Previously, my books have taken years between them for the writing process to occur. I’d set goals and organize little trackers to, in theory, help motivate myself by seeing the progress as it happened. And, to a degree, these worked: books were written and subsequently published. I’ve got 3 out, y’know. But then I read a summary of survey results regarding Writing Habits of the People That Actually Do This For A Living (And Don’t You Want To?) (my title, not theirs) and it seems that people who make a living with their books have published over 20 titles.
As a person who works in retail, this made a lot of sense to me.

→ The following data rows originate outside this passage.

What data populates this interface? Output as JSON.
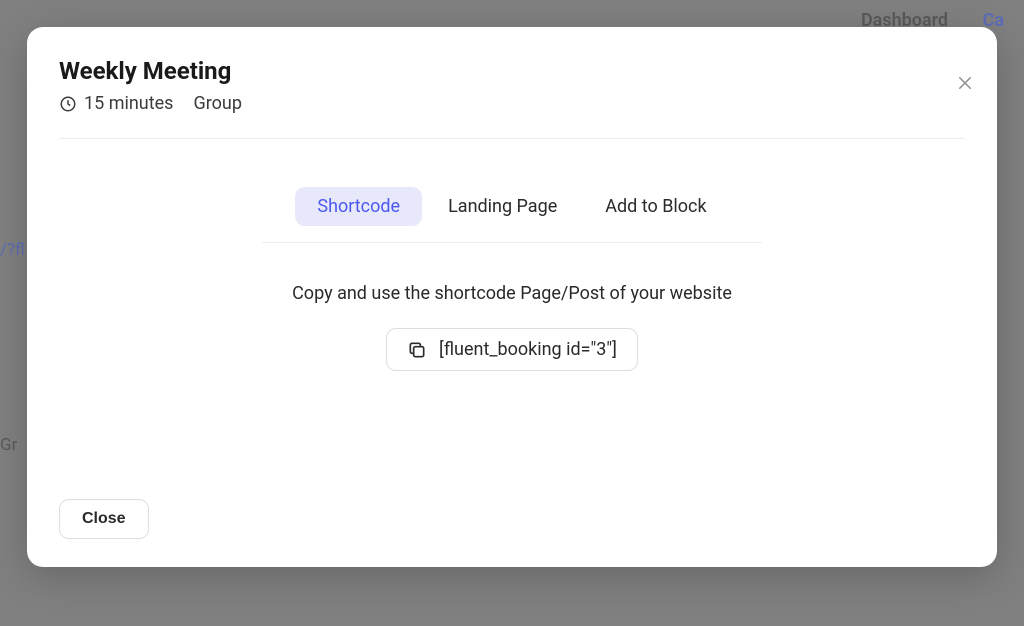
{
  "background": {
    "nav1": "Dashboard",
    "nav2": "Ca",
    "left1": "/?fl",
    "left2": "Gr"
  },
  "modal": {
    "title": "Weekly Meeting",
    "duration": "15 minutes",
    "type": "Group",
    "tabs": {
      "shortcode": "Shortcode",
      "landing": "Landing Page",
      "block": "Add to Block"
    },
    "instruction": "Copy and use the shortcode Page/Post of your website",
    "shortcode_value": "[fluent_booking id=\"3\"]",
    "close_label": "Close"
  }
}
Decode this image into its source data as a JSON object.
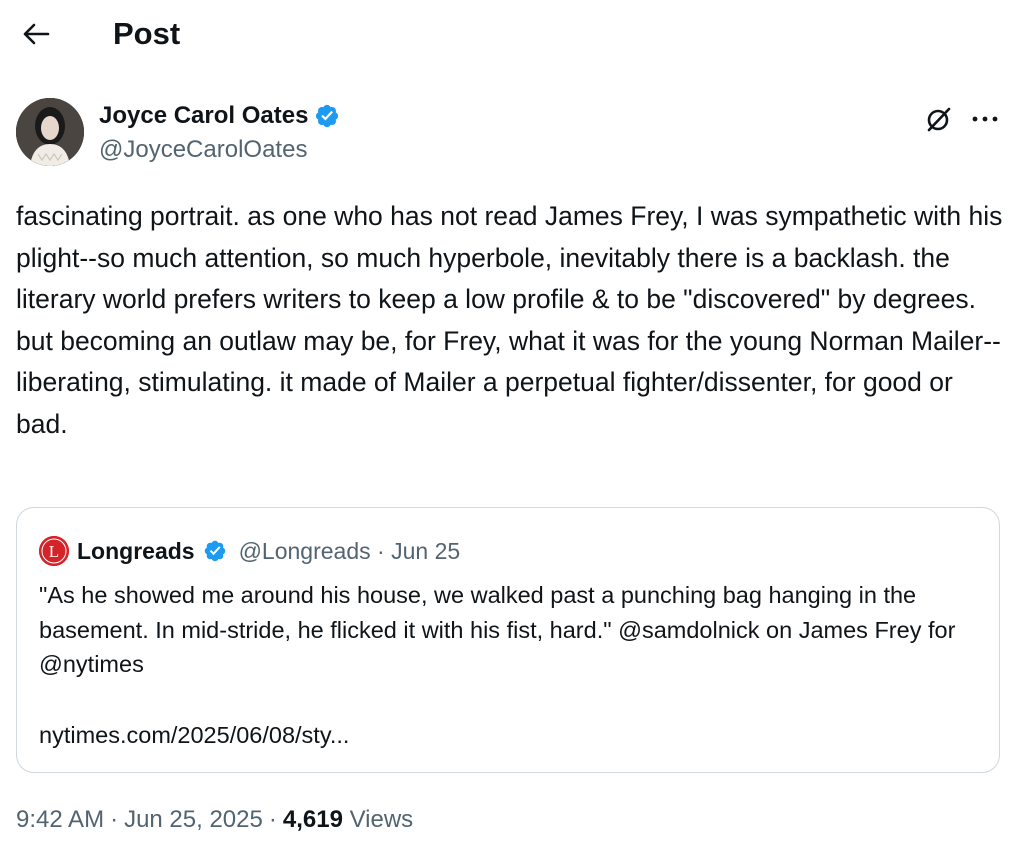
{
  "header": {
    "title": "Post"
  },
  "author": {
    "name": "Joyce Carol Oates",
    "handle": "@JoyceCarolOates"
  },
  "post": {
    "text": "fascinating portrait.  as one who has not read  James Frey, I was sympathetic with his plight--so much attention, so much hyperbole, inevitably there is a backlash.  the literary world prefers writers to keep a low profile & to be \"discovered\" by degrees.\nbut becoming an outlaw may be, for Frey, what it was for the young Norman Mailer--liberating, stimulating. it made of Mailer a perpetual fighter/dissenter, for good or bad."
  },
  "quote": {
    "avatar_letter": "L",
    "name": "Longreads",
    "handle": "@Longreads",
    "separator": "·",
    "date": "Jun 25",
    "text": "\"As he showed me around his house, we walked past a punching bag hanging in the basement. In mid-stride, he flicked it with his fist, hard.\" @samdolnick on James Frey for @nytimes",
    "link": "nytimes.com/2025/06/08/sty..."
  },
  "meta": {
    "time": "9:42 AM",
    "sep1": "·",
    "date": "Jun 25, 2025",
    "sep2": "·",
    "views_count": "4,619",
    "views_label": "Views"
  },
  "colors": {
    "text": "#0f1419",
    "secondary": "#536471",
    "verified": "#1d9bf0",
    "border": "#cfd9de",
    "longreads_red": "#d4242a"
  },
  "icons": {
    "back": "arrow-left-icon",
    "grok": "grok-icon",
    "more": "more-horizontal-icon",
    "verified": "verified-badge-icon"
  }
}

So I’ve become more determined to get the series started by “Civil Dusk” populated as quickly as I can while still maintaining a particular sense of quality. To that end, I made a goal for myself: I’d write 1.5 pages every day until First Watch was complete. Ideally, I’d like it to be fully drafted and edited by the end of August 2020, so that I can get all the cover work and last bits done in September for publication in early October or late September.
My math is laughably WRONG in this case, but whatever, that just means First Watch will be done waaay ahead of schedule if I stick to my goal. And so far, dear readers, I’ve been tempted to stray. I finished the first chapter as scheduled, and typed it up, and then TOOK A DAY OFF FROM WRITING.

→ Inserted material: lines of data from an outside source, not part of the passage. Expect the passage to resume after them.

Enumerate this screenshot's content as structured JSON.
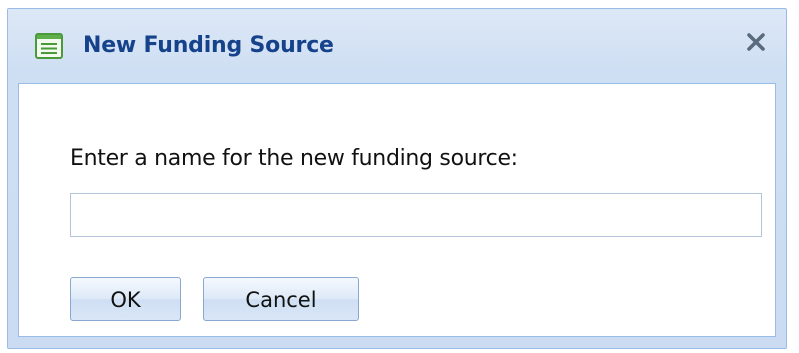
{
  "dialog": {
    "title": "New Funding Source",
    "title_icon": "form-window-icon",
    "close_icon": "close-icon",
    "close_label": "✕"
  },
  "form": {
    "prompt": "Enter a name for the new funding source:",
    "name_value": "",
    "name_placeholder": ""
  },
  "buttons": {
    "ok_label": "OK",
    "cancel_label": "Cancel"
  },
  "colors": {
    "title_text": "#15428b",
    "frame_border": "#99bbe8",
    "frame_background": "#cfdff3",
    "icon_green": "#4a9a3a"
  }
}
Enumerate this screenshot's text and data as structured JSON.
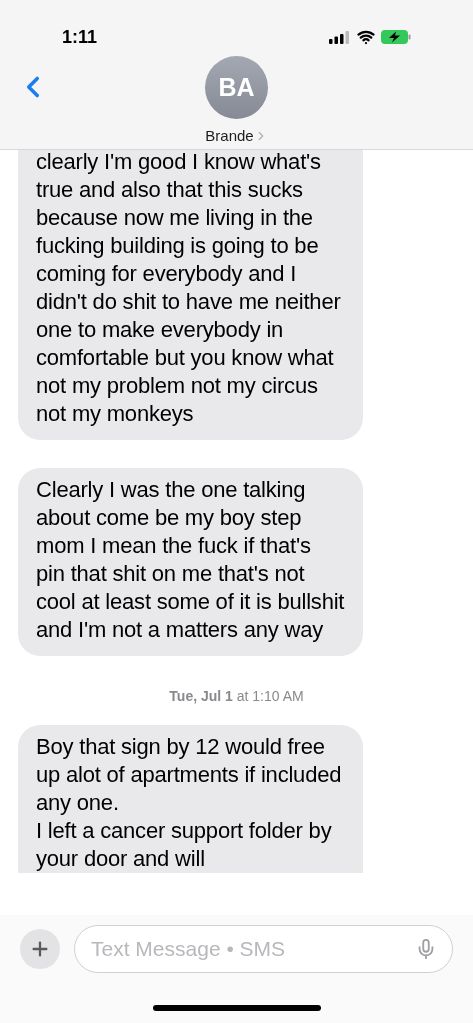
{
  "status_bar": {
    "time": "1:11"
  },
  "header": {
    "initials": "BA",
    "name": "Brande"
  },
  "messages": [
    {
      "kind": "bubble",
      "text": "clearly I'm good I know what's true and also that this sucks because now me living in the fucking building is going to be coming for everybody and I didn't do shit to have me neither one to make everybody in comfortable but you know what not my problem not my circus not my monkeys"
    },
    {
      "kind": "bubble",
      "text": "Clearly I was the one talking about come be my boy step mom I mean the fuck if that's pin that shit on me that's not cool at least some of it is bullshit and I'm not a matters any way"
    },
    {
      "kind": "timestamp",
      "day": "Tue, Jul 1",
      "time": "at 1:10 AM"
    },
    {
      "kind": "bubble",
      "text": "Boy that sign by 12 would free up alot of apartments if included any one.\nI left a cancer support folder by your door and will"
    }
  ],
  "composer": {
    "placeholder": "Text Message • SMS"
  }
}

MISTAKE, dear readers, MISTAKE.
My muse shattered. I lost inspiration for a whole second day. I knew generally where chapter two was going but had no impetus to write; until my day job boss gave me the next day off on the one stipulation that I WOULD WRITE. He’s super cool. 😉 Maybe he was sick of hearing about my writing woes. Whatever.
So according to my goal I now had 4.5 pages to write to catch back up to schedule. And I DID IT. And then, the FREAKING MAGIC HAPPENED: my muse didn’t pass out! I kept going! I drafted an entire chapter in ONE FREAKING DAY! It was a first for me and my writing.
And it taught me something. I needed structure, and I needed to be determined enough to actually keep working at the writing thing until it was fluid enough to keep writing without me. (Writers know what I mean by this.) Guess what? I’ve just done TWO MORE PAGES tonight because I sat down and stared at the page and jotted notes and stupid things down until the writing started. I meant to do 1.5 pages tonight; I GOT 2 DONE.
It’s exciting. Summary, as presented by my dog Aggie: be determined enough and you can do it, even if the task at hand is fitting your 62 lb Rottie self down into a bed meant for a 20lb dog TOPS. Yeah, you know there’s a photo.